ヒデオも笑った。しかし、その停電が一分、二分と続くうちに不安になってきた。先生は手持ち無沙汰にモニター用のポインターをかちかちいじっている。
「長いですね。こんなの珍しい」
先生が廊下を走ってきた教頭となにか話しているとき、灯りがつき、モニターが復帰した。いきなり電源が切れたので、五秒ほど復元処理が走ってから前の続きが映る。教室全体がほっとした雰囲気になった。授業が再開され、いつもの教室に戻った。
時間にして四、五分のことだったろう。だれも気にせず、下校時にはどうでもよくなってしまうような出来事だった。
しかし、その四、五分、正確には四分四十八秒がひとつの人工知能の活動を静かに終わらせた。

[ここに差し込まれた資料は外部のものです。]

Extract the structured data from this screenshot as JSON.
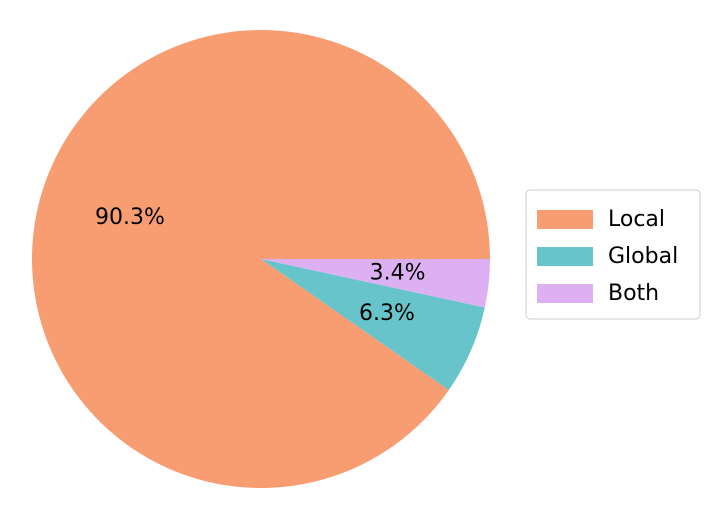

停電が長時間にわたった原因調査がその日のうちに行われ、結果、ここ城東市の電気、ガス、水道などを制御する人工知能群のなかのひとつが処理系統から外された。その人工知能は危険を過剰に見積もった。そして、それに基づいて安全を保証できる状態になるまで再送電を許可しなかったため、常識外れの長時間停電となった。
そのような誤判断を行った人工知能を制御群に残してはおけない。即座に処分が決定され、実行された。
これは廃棄を意味する。過ちを犯した人工知能を修正するよりは、廃棄し、閉じた環境で実験用素材にでもするほうが安上がりだ。現場で自己成長や自己改善を繰り返して複雑化した人工知能の修正は手間と費用に見合わない。
また、過ちはその程度によっては成長や改良に結びつくので、経過観察を伴って看過される場合もあるが、四分四十八秒の停電は許しがたい過ちであると判定された。
こうして、処分対象の人工知能は、ひっそりと、関係者以外だれにも知られずに城東市のシステムから退場した。